Carver's arrest comes as the United States has been pressuring the Afghan government to reduce corruption. This month, the United States banned the Afghan company Watan Group from receiving future contracts. Cousins of Afghan President Hamid Karzai run the Watan Group's security guard subsidiary.

"My biggest fear is that Kabul wants to show the world that they're now utilizing their legal system and everything is above the board," Carver-Carson said. "I'm afraid that they might be using my father as an example."

His family said they are receiving updates from a Red Sea employee who is taking food, medicine and blankets to his boss.

Carver shares a cell with several inmates. His daughter has been in contact with an official from the U.S. Embassy in Kabul who visited her father.

She said the official told her that the United States will not get involved in the matter but that it will ensure that Carver is not mistreated.

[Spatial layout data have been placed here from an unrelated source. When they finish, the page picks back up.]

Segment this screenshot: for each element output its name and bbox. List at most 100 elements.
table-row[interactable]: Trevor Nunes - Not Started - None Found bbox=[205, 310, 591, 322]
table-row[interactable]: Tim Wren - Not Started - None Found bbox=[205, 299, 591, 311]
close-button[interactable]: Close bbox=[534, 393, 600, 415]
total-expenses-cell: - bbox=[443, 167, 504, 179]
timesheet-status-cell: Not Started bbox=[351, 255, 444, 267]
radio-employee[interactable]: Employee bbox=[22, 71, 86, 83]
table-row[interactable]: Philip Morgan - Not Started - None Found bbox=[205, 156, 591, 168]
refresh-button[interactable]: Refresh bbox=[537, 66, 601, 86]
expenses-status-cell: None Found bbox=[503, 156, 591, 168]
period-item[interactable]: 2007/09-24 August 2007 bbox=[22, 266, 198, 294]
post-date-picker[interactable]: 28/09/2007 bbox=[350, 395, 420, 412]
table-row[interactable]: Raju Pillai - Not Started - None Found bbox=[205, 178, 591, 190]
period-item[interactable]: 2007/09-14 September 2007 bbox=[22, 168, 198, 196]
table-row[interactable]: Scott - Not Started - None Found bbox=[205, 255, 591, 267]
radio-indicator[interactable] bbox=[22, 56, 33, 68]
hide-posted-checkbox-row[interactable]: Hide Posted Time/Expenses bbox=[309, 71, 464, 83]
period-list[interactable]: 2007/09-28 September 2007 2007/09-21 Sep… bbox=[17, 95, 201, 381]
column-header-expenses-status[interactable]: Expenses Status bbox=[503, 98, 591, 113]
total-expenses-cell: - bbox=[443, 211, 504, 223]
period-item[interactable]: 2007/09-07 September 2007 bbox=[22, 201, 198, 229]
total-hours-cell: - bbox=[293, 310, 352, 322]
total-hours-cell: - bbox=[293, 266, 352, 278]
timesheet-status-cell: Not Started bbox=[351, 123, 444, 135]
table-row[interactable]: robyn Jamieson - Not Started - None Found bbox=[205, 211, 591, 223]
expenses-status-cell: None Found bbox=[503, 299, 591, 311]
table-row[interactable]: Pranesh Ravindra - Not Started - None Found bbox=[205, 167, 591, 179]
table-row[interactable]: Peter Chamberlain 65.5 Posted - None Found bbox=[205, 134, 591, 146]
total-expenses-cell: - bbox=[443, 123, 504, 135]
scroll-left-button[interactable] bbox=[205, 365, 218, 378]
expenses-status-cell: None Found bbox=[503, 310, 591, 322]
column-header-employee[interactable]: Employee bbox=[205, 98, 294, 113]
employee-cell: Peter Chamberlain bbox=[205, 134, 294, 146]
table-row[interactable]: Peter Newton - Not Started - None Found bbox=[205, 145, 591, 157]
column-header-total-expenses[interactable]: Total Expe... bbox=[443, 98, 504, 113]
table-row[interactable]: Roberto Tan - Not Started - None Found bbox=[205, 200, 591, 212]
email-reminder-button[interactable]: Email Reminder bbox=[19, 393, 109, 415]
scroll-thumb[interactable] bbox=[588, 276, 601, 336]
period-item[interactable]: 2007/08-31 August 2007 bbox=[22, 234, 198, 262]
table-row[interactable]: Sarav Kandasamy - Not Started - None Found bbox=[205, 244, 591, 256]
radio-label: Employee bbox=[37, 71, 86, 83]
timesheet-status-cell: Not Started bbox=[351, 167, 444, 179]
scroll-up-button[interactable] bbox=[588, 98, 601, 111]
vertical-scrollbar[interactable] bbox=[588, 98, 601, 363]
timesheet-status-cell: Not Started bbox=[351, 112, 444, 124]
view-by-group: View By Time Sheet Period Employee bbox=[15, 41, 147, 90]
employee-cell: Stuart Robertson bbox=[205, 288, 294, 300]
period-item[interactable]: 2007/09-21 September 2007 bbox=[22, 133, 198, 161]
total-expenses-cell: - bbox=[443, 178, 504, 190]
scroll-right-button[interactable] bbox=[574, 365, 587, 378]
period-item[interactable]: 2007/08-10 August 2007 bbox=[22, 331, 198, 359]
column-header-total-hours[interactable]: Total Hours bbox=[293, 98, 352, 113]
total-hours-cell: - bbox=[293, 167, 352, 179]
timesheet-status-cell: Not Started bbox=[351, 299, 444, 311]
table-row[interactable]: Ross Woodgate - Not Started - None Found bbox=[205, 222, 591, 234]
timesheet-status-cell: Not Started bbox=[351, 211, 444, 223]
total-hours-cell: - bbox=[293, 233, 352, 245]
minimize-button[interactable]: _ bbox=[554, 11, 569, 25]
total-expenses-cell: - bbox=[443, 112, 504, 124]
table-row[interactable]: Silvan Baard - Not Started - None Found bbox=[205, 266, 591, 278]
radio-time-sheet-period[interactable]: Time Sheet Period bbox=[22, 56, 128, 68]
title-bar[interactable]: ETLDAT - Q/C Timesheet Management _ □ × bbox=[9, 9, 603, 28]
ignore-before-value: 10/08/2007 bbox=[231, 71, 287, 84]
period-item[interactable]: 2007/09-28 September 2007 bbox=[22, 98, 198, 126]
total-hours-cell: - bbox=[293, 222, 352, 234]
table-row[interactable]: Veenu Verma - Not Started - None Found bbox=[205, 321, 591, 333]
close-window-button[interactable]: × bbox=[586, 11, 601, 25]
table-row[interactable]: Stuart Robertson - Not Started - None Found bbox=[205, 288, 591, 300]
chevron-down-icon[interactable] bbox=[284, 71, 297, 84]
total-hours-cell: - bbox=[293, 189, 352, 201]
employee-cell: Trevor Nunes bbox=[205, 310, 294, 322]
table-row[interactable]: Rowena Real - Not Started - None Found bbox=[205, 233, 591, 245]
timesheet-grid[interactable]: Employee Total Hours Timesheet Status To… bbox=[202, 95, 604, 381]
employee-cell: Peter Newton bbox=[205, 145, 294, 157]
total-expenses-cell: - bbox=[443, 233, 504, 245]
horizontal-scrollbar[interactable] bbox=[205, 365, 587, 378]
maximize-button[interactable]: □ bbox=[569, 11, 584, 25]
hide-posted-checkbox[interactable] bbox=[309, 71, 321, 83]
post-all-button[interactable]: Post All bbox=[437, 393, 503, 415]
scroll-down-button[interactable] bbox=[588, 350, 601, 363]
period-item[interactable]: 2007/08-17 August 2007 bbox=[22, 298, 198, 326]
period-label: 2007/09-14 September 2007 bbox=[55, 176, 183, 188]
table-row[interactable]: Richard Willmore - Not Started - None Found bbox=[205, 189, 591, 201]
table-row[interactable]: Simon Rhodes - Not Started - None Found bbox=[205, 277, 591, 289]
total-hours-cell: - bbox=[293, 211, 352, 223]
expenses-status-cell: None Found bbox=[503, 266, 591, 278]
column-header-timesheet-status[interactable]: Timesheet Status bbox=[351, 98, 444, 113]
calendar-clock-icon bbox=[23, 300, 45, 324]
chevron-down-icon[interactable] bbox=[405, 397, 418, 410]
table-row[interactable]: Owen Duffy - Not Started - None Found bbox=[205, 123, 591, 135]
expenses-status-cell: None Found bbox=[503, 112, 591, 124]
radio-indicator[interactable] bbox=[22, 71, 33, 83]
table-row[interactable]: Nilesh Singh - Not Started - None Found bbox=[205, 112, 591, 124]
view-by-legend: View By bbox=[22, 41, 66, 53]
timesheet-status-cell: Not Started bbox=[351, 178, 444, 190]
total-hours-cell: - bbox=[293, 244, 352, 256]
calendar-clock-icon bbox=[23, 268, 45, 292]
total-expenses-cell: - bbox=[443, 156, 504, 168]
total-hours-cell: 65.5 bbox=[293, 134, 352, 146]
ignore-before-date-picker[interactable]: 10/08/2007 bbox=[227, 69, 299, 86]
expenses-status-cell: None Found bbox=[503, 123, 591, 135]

Carver founded Red Sea in 2002 and has been in the government contracting industry for 40 years. He previously established two other contractor firms, Seair Transport Services and Tero Tek International.

An Oct. 27 report by the Special Inspector General for Afghanistan Reconstruction identified Red Sea as the second-largest recipient in the country of payments by the U.S. Joint Contracting Command.

The company received a contract worth $478 million between 2007 and 2009, according to the report.

Red Sea also built an upscale housing complex for international workers in Kabul that is home to the restaurant Red Hot Sizzlin'.

"This restaurant is the place to go if you are after a steak, American-style," according to an online review by the travel guide Lonely Planet. "It's all Tex-Mex here, with juicy T-bones, piles of fries and a cold one to wash it all down."

The company's registration to be a U.S. government contractor expired in January, according to a federal database. Its license to do business in Afghanistan expired in September.

But in an e-mail sent two weeks ago, Carver wrote that Red Sea is "still active in Afghanistan."

Staff writer Ernesto Londono in Kabul contributed to this report.